‘OK,’ Harry said. ‘The police aren’t going to let him go. He has no witnesses, and he’s right about changing his story only making him look like a worm trying to wriggle off the hook.’
‘I agree,’ Krohn said. ‘I just wanted to keep you informed.’
‘Do you believe him?’
‘Is that important?’
‘Me neither. But he’s a pretty good liar. Thanks for keeping me up to speed.’
They hung up. Harry lay with the phone in his hand, staring into the darkness, trying to make the pieces fit. Because they fitted, they always did. So the problem was with him, not the pieces.
‘What are you doing?’ Alexandra asked, taking a drag of the cigarette.
‘I’m trying to see but it’s so bloody dark.’
‘You can’t see anything?’
‘Yeah, something, but I can’t make out what it is.’
‘The trick in darkness is not to look directly at an object but a little to the side. Then you actually see the object more clearly.’
‘Yes, and that’s what I’m doing. But it’s as though that’s where the object is situated.’
‘To the side?’
‘Yeah. It’s like the person we’re looking for is in our field of vision. Like we’ve seen him, but without knowing he’s the one we’ve seen.’
‘How do you explain it?’
‘That—’ he sighed — ‘is something I have no insight into and will not attempt to explain.’
‘Some things we just know?’
‘There’s no mystery to it, there is just some stuff the brain figures out by putting together the information available, but neglects to tell us the detail, merely offers us the conclusion.’
‘Yeah,’ she said softly, taking another drag of the cigarette and passing it to him. ‘Like me knowing that Bjørn Holm murdered Rakel.’
Harry dropped the cigarette on the duvet. He got hold of it again and put it between his lips.
‘You know?’ he asked, inhaling.
‘Yes. And no. It’s like you said. Information the brain adds up without you consciously trying or even wanting it to. And then you have the answer, but not the calculation, and you have to do the sums backwards to see what your brain was thinking while you were thinking of something else.’
‘And what was your brain thinking?’
‘That when Bjørn discovered you were the father of the child he believed was his, he needed to seek revenge. He murdered Rakel and let the evidence point to you. You told me it was you who killed Rakel. Because you feel it’s your fault.’
‘It was my fault. It
‘Bjørn Holm wanted you to feel the same pain as him, didn’t he? Lose the person you love the most. And feel guilt. I sometimes think about how lonely you both must have been. Two friends without any friends. Separated by... things that happen. And now neither of you has the woman you loved.’
‘Mm.’
‘How much did it hurt?’
‘It hurt.’ Harry sucked desperately at the cigarette. ‘I was going to do the same as him.’
‘Take your own life?’
‘I’d sooner call it ending my own life. There wasn’t much life left to take.’
Alexandra accepted the cigarette. It was almost down to the filter and she put it out in the ashtray and snuggled up to him. ‘I can be Rakel for a little longer if you like.’

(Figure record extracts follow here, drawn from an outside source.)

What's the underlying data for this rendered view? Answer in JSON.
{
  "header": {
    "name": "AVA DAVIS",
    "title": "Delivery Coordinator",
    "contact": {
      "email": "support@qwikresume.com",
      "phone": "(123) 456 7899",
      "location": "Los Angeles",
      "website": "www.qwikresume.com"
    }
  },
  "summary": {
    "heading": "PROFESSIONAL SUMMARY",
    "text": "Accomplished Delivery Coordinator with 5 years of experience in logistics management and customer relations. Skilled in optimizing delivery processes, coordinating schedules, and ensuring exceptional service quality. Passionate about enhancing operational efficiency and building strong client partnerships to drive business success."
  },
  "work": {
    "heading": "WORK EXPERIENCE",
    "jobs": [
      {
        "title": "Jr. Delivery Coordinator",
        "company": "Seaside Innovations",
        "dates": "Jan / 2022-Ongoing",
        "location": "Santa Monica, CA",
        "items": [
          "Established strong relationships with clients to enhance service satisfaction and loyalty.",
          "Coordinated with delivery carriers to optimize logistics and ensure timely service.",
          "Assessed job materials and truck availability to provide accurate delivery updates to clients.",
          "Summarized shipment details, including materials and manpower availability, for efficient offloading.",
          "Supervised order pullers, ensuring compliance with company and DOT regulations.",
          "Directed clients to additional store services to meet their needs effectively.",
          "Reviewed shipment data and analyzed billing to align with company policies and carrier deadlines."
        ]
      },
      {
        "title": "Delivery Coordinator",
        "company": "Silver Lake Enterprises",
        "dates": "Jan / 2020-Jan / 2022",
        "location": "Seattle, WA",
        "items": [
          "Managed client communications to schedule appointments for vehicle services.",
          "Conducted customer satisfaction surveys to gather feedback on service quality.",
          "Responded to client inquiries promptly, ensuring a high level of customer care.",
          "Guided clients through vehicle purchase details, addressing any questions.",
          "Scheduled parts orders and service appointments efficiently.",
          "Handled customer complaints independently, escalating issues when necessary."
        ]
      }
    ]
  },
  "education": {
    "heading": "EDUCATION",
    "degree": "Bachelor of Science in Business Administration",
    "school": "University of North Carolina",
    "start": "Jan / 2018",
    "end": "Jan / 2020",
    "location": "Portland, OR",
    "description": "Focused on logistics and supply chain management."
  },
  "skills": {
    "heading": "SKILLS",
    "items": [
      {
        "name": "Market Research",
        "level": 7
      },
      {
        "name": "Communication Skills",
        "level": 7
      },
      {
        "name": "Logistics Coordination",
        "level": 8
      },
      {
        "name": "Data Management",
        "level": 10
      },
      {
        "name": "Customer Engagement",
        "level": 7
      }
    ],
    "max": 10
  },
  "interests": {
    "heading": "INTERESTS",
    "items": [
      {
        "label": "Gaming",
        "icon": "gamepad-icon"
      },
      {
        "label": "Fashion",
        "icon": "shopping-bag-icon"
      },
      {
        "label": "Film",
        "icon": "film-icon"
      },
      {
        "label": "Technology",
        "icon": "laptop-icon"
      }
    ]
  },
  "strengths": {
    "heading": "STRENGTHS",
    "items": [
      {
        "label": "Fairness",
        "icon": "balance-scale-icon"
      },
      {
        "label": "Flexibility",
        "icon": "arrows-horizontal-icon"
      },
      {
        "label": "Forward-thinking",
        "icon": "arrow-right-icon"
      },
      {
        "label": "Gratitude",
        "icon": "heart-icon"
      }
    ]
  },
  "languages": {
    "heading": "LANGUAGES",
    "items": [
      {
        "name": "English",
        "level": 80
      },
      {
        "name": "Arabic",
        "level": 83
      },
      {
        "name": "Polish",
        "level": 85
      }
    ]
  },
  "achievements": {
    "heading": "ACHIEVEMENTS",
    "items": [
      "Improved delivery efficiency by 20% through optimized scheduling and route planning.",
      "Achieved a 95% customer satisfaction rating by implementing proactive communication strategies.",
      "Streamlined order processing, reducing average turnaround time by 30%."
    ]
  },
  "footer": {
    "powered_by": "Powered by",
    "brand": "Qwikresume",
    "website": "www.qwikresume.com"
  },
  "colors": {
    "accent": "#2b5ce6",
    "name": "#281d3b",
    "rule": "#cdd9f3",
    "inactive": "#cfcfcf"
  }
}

Terry Våge tried to block out the annoying sound of the halyard continuously slapping against the flagpole in the wind. He had parked in the car park in front of the unassuming Kolsås Shopping Centre. The shops were closed so there were not many cars there, but a sufficient number for his own vehicle not to be noticed by the few cars coming down the road from the residential area. He had been sitting there for half an hour now, and had only counted forty passing cars. Without using the flash, he took a photo of each car as they drove into the light from the street lamp just forty or fifty metres from where he was sitting. The pictures were more than sharp enough for him to read the licence plates.
It had now gone nearly ten minutes without a single vehicle. It was late, and people were probably staying home in this weather if they could. Våge listened to the sound of the halyard and decided he had waited long enough. Besides, he needed to publish the pictures.
He’d had a little time to think about how to do that. Using his own platform and blog would of course breathe life back into it. But if he wanted to get the blog up and running and not just back on its feet, then he needed the help of a bigger medium.
He smiled at the thought of Solstad choking on his morning coffee.
Then he turned the key in the ignition, opened the glove compartment and pulled out an old, scratched CD he hadn’t played in a long, long time and pushed it into the aged player. Turned up the sound of Genie’s lovely, nasal voice and put his foot on the accelerator.